Maybe we can keep contributing. Or …

This book looked familiar, and my recollection must have been finding it at my own library when I was in middle school. The cover illustration of Casey Stengel taking off his cap and having a sparrow he kept hidden in his suddenly fly out was something I wouldn’t have forgotten.

In the book, it explains how Stengel, just traded from Wilbert Robinson’s Brooklyn Robins (pre-Dodgers) to the Pittsburgh Pirates in 1918, was back for the first time at Ebbets Field in Brooklyn, playing right field. He noticed in the Brooklyn bullpen that former teammate Leon Cadore was able to scoop up a sparrow that landed. On his way to the dugout at the end of the inning, Stengel asked Cadore to give him the sparrow. When Stengel went to bat that inning, the fans gave him a rousing ovation. He stepped into the batter’s box, dropped his bat, bowed low and raised his cap — and the sparrow fluttered a moment and flew off.

“I always knew that Stengel had birds in his top story,” Robinson was reported to have said.

After reading the story about Hildebrandt — and realizing we are about the same age — I tracked down a New Jersey used book store called Between the Covers listed on AbeBooks.com (the one-stop used book store repository) and picked up a nice copy of “Baseball’s Zaniest Stars.”

It went for $20 (plus $5 shipping). I really did enjoy re-reading it from cover to cover this past winter. Simultaneously, I had been reading Andrew Forbes’ latest piece of fiction, “McCurdle’s Arm,” a 108-page novella released in August of ’24 by Invisible Publishing, and the two seemed joined at the spine.

Forbes’ ultra-creative use of 1890s quirky baseball prose told the story of Robert James McCurdle, who could have been a character in “Baseball’s Zaniest Stars,” along with Stengel, Bobo Newsom, Dizzy Dean, Babe Herman and Rabbit Maranville.

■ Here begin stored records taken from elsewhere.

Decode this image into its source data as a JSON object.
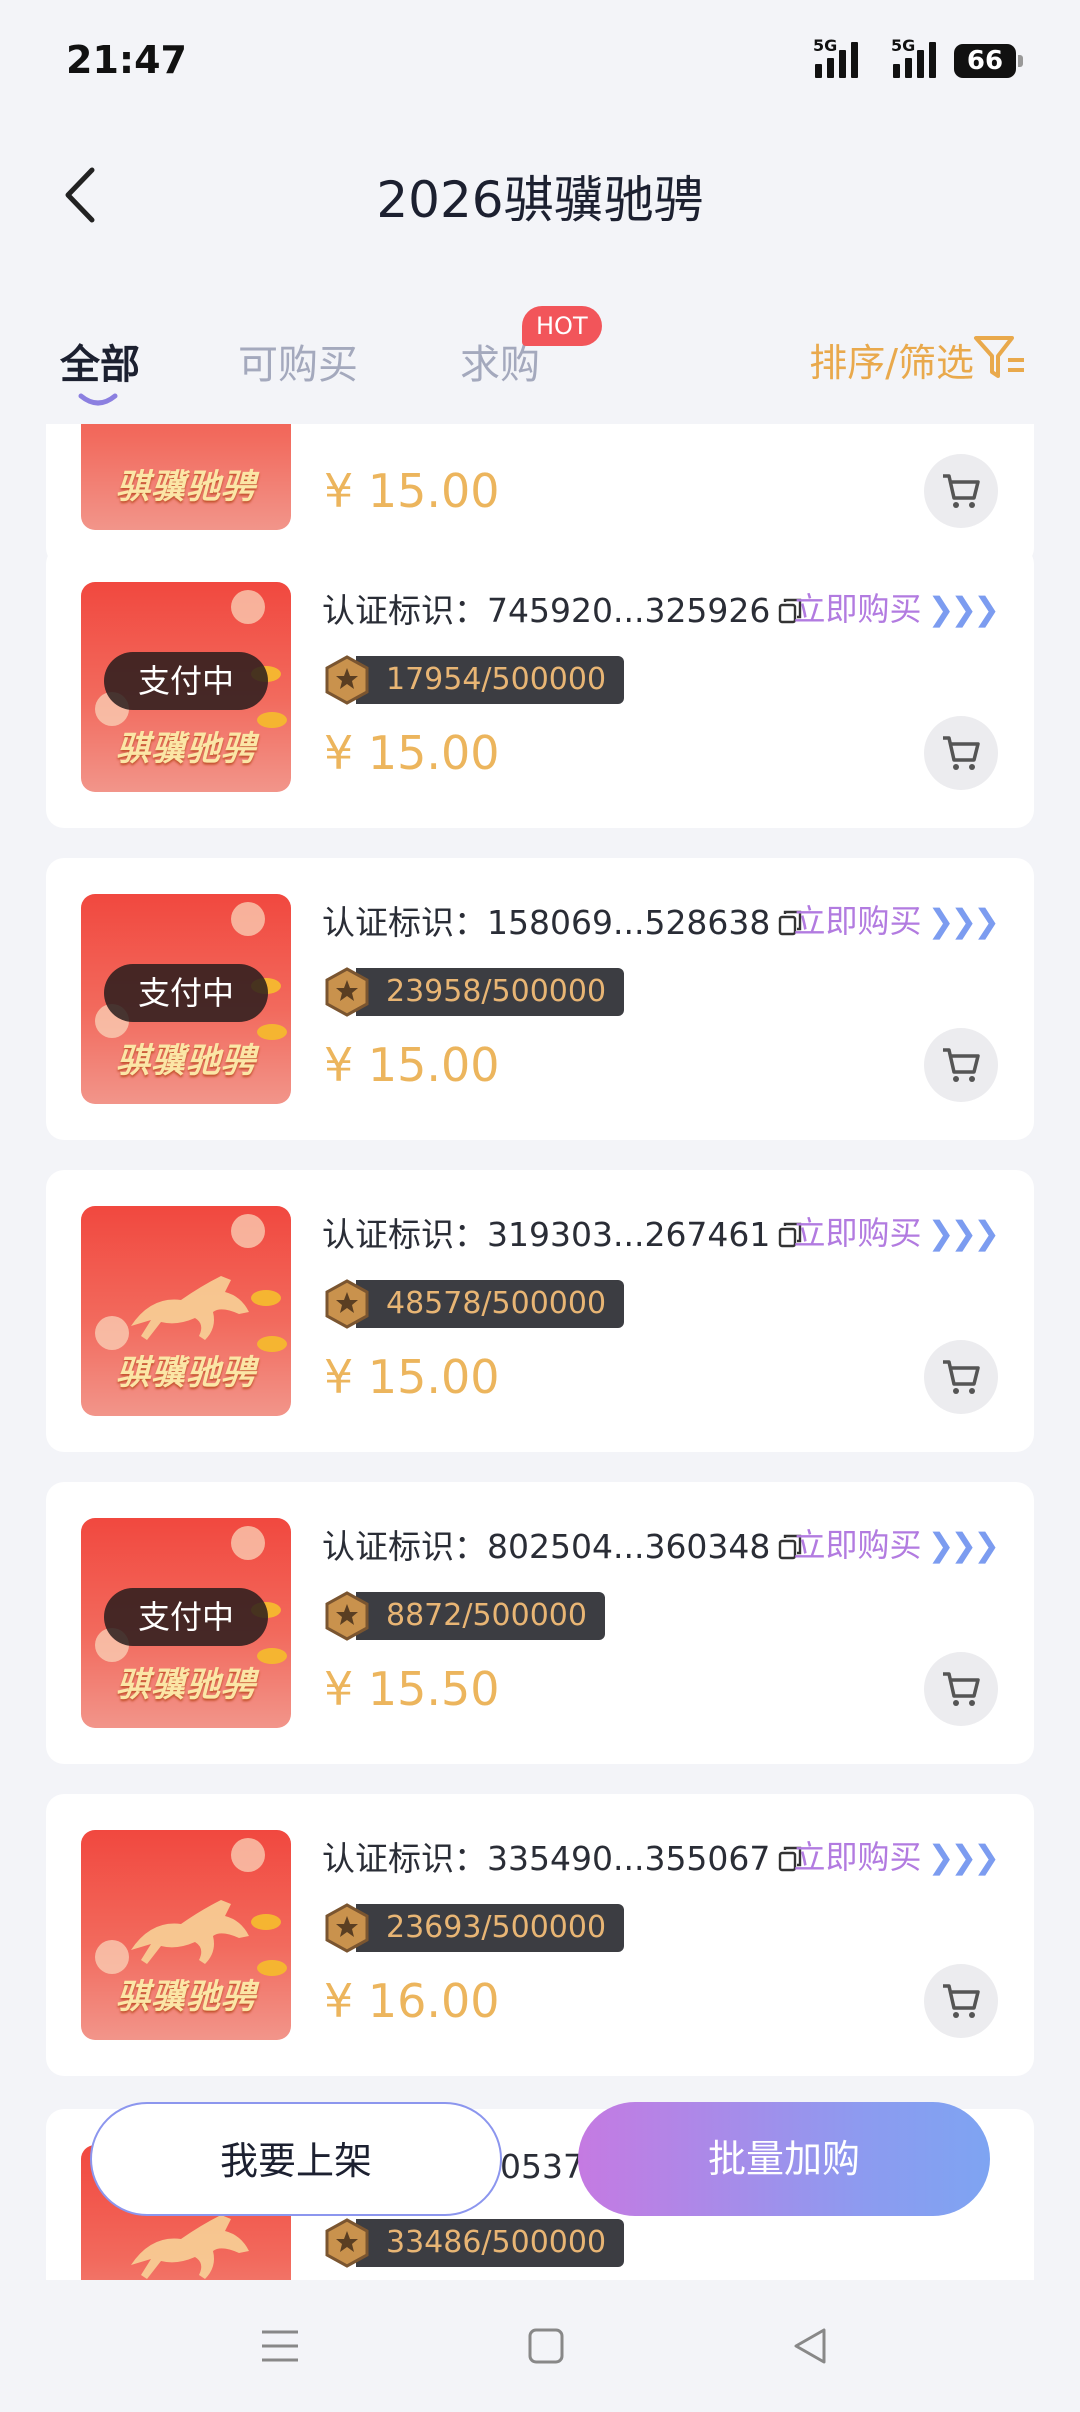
{
  "status_bar": {
    "time": "21:47",
    "network1": "5G",
    "network2": "5G",
    "battery": "66"
  },
  "header": {
    "title": "2026骐骥驰骋"
  },
  "tabs": [
    {
      "label": "全部",
      "active": true
    },
    {
      "label": "可购买",
      "active": false
    },
    {
      "label": "求购",
      "active": false
    }
  ],
  "hot_badge": "HOT",
  "sort_filter": "排序/筛选",
  "partial_top": {
    "price": "¥ 15.00"
  },
  "items": [
    {
      "cert_label": "认证标识：",
      "cert_id": "745920...325926",
      "buy_label": "立即购买",
      "count": "17954/500000",
      "price": "¥ 15.00",
      "status": "支付中",
      "image_text": "骐骥驰骋"
    },
    {
      "cert_label": "认证标识：",
      "cert_id": "158069...528638",
      "buy_label": "立即购买",
      "count": "23958/500000",
      "price": "¥ 15.00",
      "status": "支付中",
      "image_text": "骐骥驰骋"
    },
    {
      "cert_label": "认证标识：",
      "cert_id": "319303...267461",
      "buy_label": "立即购买",
      "count": "48578/500000",
      "price": "¥ 15.00",
      "status": "",
      "image_text": "骐骥驰骋"
    },
    {
      "cert_label": "认证标识：",
      "cert_id": "802504...360348",
      "buy_label": "立即购买",
      "count": "8872/500000",
      "price": "¥ 15.50",
      "status": "支付中",
      "image_text": "骐骥驰骋"
    },
    {
      "cert_label": "认证标识：",
      "cert_id": "335490...355067",
      "buy_label": "立即购买",
      "count": "23693/500000",
      "price": "¥ 16.00",
      "status": "",
      "image_text": "骐骥驰骋"
    }
  ],
  "partial_bottom": {
    "cert_fragment": "0537",
    "count": "33486/500000"
  },
  "buttons": {
    "list_item": "我要上架",
    "batch_add": "批量加购"
  },
  "icons": {
    "back": "chevron-left-icon",
    "filter": "filter-icon",
    "copy": "copy-icon",
    "cart": "cart-icon",
    "star": "star-hex-icon",
    "nav_menu": "menu-icon",
    "nav_home": "square-icon",
    "nav_back": "triangle-back-icon"
  },
  "colors": {
    "accent_gold": "#ecb55d",
    "buy_purple": "#b27be0",
    "hot_red": "#f2555a"
  }
}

Forbes’ previous books, “The Only Way is the Steady Way: Essays on Baseball, Ichiro and How We Watch The Game” from 2021 and “The Utility of Boredom,” more baseball essays from 2016, were something we reviewed as a tandem of life-affirming importance in ’21 during the COVID aftermath.

Re-reading that review recently was again somewhat as therapeutic as it was writing it four years ago. The cover illustrations were spectacular as well.

Armed with “McCurdle’s Arm” and star struck again by “Baseball’s Zaniest Stars,” I felt as if I was thrust back in time. No hurry for anyone to come to my emotional rescue.

So, with the start of this ’25 review, “McCurdle’s Arm” goes back on my shelf for safe keeping, and “Baseball’s Zaniest Stars” will go next to it, or I’ll deliver it to my local library with all the other books set to be donated this time around.

The hope is that everything will be fine, and there are no fines attached to anyone’s future enjoyment. And a RIF donation is forthcoming.